The Lightning just looked like a team that clicked. They were tough, fast and had a goalie that stood six-foot-seven. They had one of the league’s established superstars yet enough balance not to rely on him.
When playing their best, they were aggressive offensively. There wasn’t a game this season, that I saw at least, in which they didn’t outshoot their opponent, if not outscore them. They ended up leading the league in goals scored per game. They also weren’t afraid to mix it up, not soft by any stretch. And Ben Bishop, while not the most proficient goalie in the game, has proven his mettle in the post-season. He’s already notched three shutouts, including two in the only two Games Seven he’s ever played.
Right around the middle of the season, I asked hockey fans more knowledgeable than I whether it would be wise to take a future bet on them, whether they had a legitimate shot to win the Stanley Cup. Most warned against it, despite my avid convincing. They don’t have the experience, they suggested. Neither does Bishop, they countered. Next year would be their year; they were trying to save me my money.
But I saw something different. First of all, I saw value in the bet. Tampa is not the major betting market as opposed to some of the other cities that were in the running for the Cup. The Lightning hovered around the third best team in the Eastern Conference; few Western teams had more points. But for some reason, teams with worse overall records had better odds to win the Stanley Cup. Vegas liked New York, Chicago, Montreal, Pittsburgh, Anaheim and others far more than they did the Lightning. That was reflected in the odds. At one point, Tampa Bay was fifteen-to-one to win the Cup while other teams were less than that. That made no sense to me. Whenever I see skewed odds like that, I jump. Besides, betting on the home team would make the playoffs more interesting. It’s been that and then some.
So now the question is whether to “hedge” my bet to protect my original fifty.
Hedging means I would place a wager on the Chicago Blackhawks to win the Stanley Cup to make up for the original bet I placed mid-season. As it stands right now, if the Lightning win, I’m $700 to the good, the fifty I placed coming back at fourteen-to-one. If they lose, I lose… unless of course I hedge my bet and bet on the ‘Hawks.
The ‘Hawks are -150 to win the series which means I’d have to bet $75 to protect the original fifty. If the Hawks win, I break even. If the Lightning win, I’d obviously lose the $75 but cash on my original wager.

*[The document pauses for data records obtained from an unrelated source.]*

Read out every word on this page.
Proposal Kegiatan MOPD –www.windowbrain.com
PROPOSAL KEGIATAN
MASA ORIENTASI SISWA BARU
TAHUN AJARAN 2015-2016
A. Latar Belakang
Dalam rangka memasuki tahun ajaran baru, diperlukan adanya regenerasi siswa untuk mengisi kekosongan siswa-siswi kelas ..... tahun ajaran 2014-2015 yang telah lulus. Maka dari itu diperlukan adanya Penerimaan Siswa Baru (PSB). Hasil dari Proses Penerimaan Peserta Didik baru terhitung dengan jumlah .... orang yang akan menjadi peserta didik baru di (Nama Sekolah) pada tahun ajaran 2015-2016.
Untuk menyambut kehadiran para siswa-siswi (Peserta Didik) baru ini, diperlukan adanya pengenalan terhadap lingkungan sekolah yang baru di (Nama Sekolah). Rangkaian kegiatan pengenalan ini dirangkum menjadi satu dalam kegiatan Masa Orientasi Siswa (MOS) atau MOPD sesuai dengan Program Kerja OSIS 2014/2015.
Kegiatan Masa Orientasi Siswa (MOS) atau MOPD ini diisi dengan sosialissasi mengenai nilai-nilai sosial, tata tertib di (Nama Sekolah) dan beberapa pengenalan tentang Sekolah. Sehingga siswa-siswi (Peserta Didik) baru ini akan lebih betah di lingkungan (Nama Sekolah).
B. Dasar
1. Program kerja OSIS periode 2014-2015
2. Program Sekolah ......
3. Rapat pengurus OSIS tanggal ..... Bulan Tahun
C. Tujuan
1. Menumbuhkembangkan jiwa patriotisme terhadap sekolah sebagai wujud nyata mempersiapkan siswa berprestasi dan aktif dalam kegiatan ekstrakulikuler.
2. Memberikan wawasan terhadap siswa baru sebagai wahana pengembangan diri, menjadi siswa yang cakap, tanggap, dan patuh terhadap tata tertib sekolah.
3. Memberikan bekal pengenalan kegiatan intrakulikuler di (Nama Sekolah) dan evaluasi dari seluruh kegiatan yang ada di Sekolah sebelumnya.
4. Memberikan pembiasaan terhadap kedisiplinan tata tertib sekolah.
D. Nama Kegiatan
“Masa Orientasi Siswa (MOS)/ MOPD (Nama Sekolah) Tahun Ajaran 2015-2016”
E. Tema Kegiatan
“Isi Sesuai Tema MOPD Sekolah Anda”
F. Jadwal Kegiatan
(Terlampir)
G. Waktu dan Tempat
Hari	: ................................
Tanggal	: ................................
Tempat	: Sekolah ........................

I’ve asked some of my friends and regular readers whether I should hedge, people whose opinions I trust and respect.
Most if not all have said that I just leave it alone, like a 401K I shouldn’t touch. As you may have read in comments past, Ronbets suggests only hedging a bet if it’s “life-changing money.” Fifty dollars is most certainly not that. Fellow Vegas-dweller and site contributor, Croshere also suggested leaving it alone. For only fifty bucks, why bother going against the team you’re rooting for? I agree that going against your original wager and betting on the team you’re rooting against leaves one with an empty feeling inside but financially is it the wise thing to do? Dr. Milhouse, who has been right on most things hockey so far these playoffs, confidently suggested “We got this.” And the Ice Cream Man, with whom I placed the wager, is still up in the air.
I have two more days to decide whether or not to protect this bet. Even though it might make sense, as of yet I’m inclined to listen to my consiglieri and ride this one out one last time. If the Blackhawks come out victorious, I chalk up the loss to a fun two-month ride and fifty bucks very well spent. And if I leave it alone and the Lightning win, well let’s just say that drinks are on me.